Hanefî ve Malikî Usullerinin Karşılaştırılması


İDE AKADEMİ 2020-2021 | DERS NOTLARI | 18 Şubat 2021

  • Mezheplerin oluştuğu dönemde iki usul bulunmaktadır. Birinci usul, nass ve hadis eksenli olup mümkün olduğunca reyi dikkate almaz, kıyasa yönelmez, sahabe ve tâbiînin üzerinde ittifak ettiği meseleleri esas alır. Din ve hayat arasındaki ilişkide dini merkeze koyar. İkinci usul ise, nassla beraber aklı ve re’yi de aktif olarak kullanır. Maslahat ve istihsanı dikkate alarak kıyasa yönelir. Din ve hayat arasındaki ilişkide hayatı da dikkate alır. Bu iki usul dikkate alındığında Hanefilik ve Malikilik istinbata ve içtihada bakışlarında olduğu gibi birçok konuda aynı yerde durur.
  • Ehl-i hadis ve ehl-i re’y olmak üzere iki ekol vardır. İmam Mâlik’in ehl-i hadis, İmam Ebu Hanife’nin ehl-i re’yin başında yer aldığına dair kalıplaşmış bilgiler yer alsa da Ebu Hanife ne kadar ehl-i re’yse, İmam Mâlik de o kadar ehl-i re’ydir; İmam Mâlik ne kadar ehl-i hadis ise Ebu Hanife de o kadar ehl-i hadistir.
  • İki mezhebin de akıl-nakil ilişkisine, deliller hiyerarşisine bakışları temelde aynıdır; detaylarda farklılıklar ortaya çıkmaktadır.

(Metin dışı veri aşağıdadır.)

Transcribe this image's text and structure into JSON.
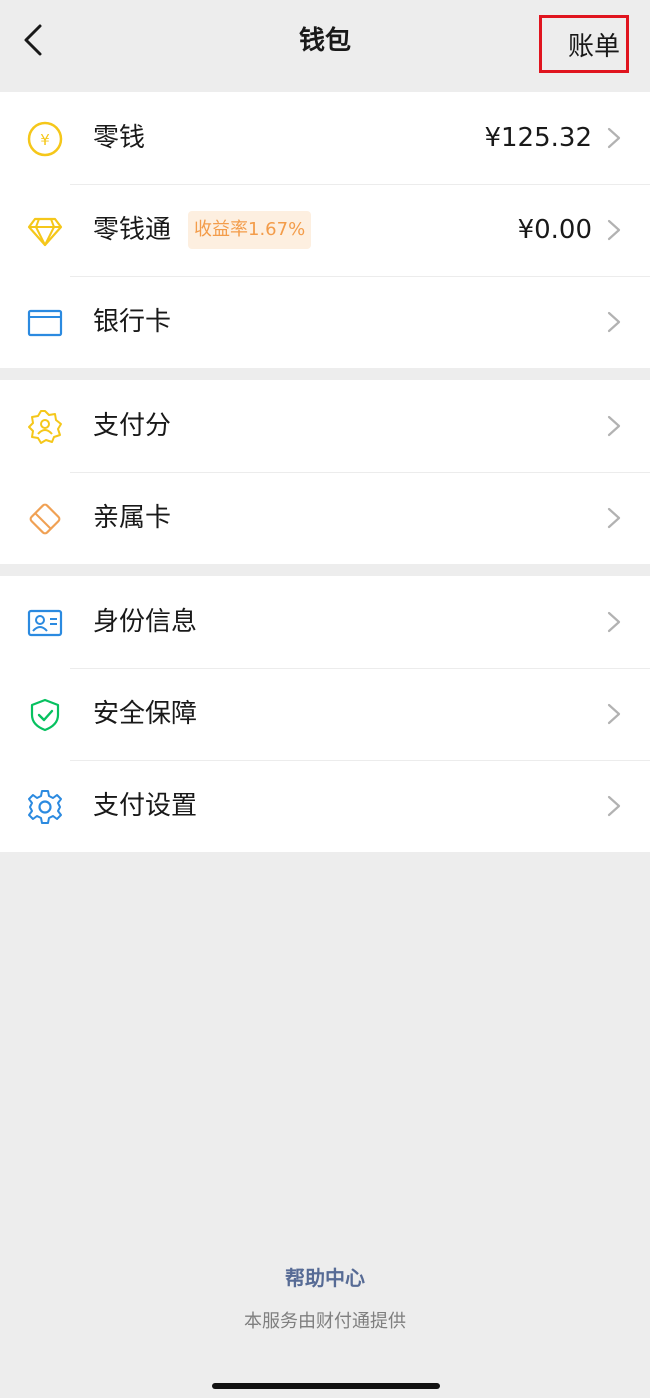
{
  "navbar": {
    "back_icon": "chevron-left-icon",
    "title": "钱包",
    "bill_label": "账单"
  },
  "groups": [
    {
      "items": [
        {
          "label": "零钱",
          "value": "¥125.32",
          "icon": "yuan-coin-icon",
          "icon_color": "#f5c71a"
        },
        {
          "label": "零钱通",
          "badge": "收益率1.67%",
          "value": "¥0.00",
          "icon": "diamond-icon",
          "icon_color": "#f5c71a"
        },
        {
          "label": "银行卡",
          "icon": "bank-card-icon",
          "icon_color": "#2b8ae0"
        }
      ]
    },
    {
      "items": [
        {
          "label": "支付分",
          "icon": "pay-score-badge-icon",
          "icon_color": "#f5c71a"
        },
        {
          "label": "亲属卡",
          "icon": "family-card-icon",
          "icon_color": "#f0a154"
        }
      ]
    },
    {
      "items": [
        {
          "label": "身份信息",
          "icon": "id-card-icon",
          "icon_color": "#2b8ae0"
        },
        {
          "label": "安全保障",
          "icon": "shield-check-icon",
          "icon_color": "#07c160"
        },
        {
          "label": "支付设置",
          "icon": "gear-icon",
          "icon_color": "#2b8ae0"
        }
      ]
    }
  ],
  "footer": {
    "help_label": "帮助中心",
    "provider_note": "本服务由财付通提供"
  },
  "colors": {
    "background": "#ededed",
    "link": "#576b95",
    "highlight_border": "#e0141e",
    "badge_text": "#f39c4a",
    "badge_bg": "#fdefe0"
  }
}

  • Bütün mezheplerde deliller sisteminde Kur’an-ı Kerim birinci sıradadır. Ebu Hanife de bu ilkeden hiç şaşmamıştır. Ebu Hanife’nin kendisinden nakledilen bir rivayette usulünü “Önce Allah’ın kitabını alırım, bulamazsam sünnetle amel ederim, eğer orda da bulamazsam sahabe kavline bakarım” şeklinde tarif ettiğini görüyoruz.
  • Ebu Hanife tâbiîni değil fakih sahabeyi dinin kaynağı olarak görür. Yani rivayet neslini değil, şehadet neslini esas alır.
  • Deliller hiyerarşisinde ikinci sırada sünnet gelmektedir. Sünnetin dindeki delil oluşu, mezhepler arasında farklılık arz eder.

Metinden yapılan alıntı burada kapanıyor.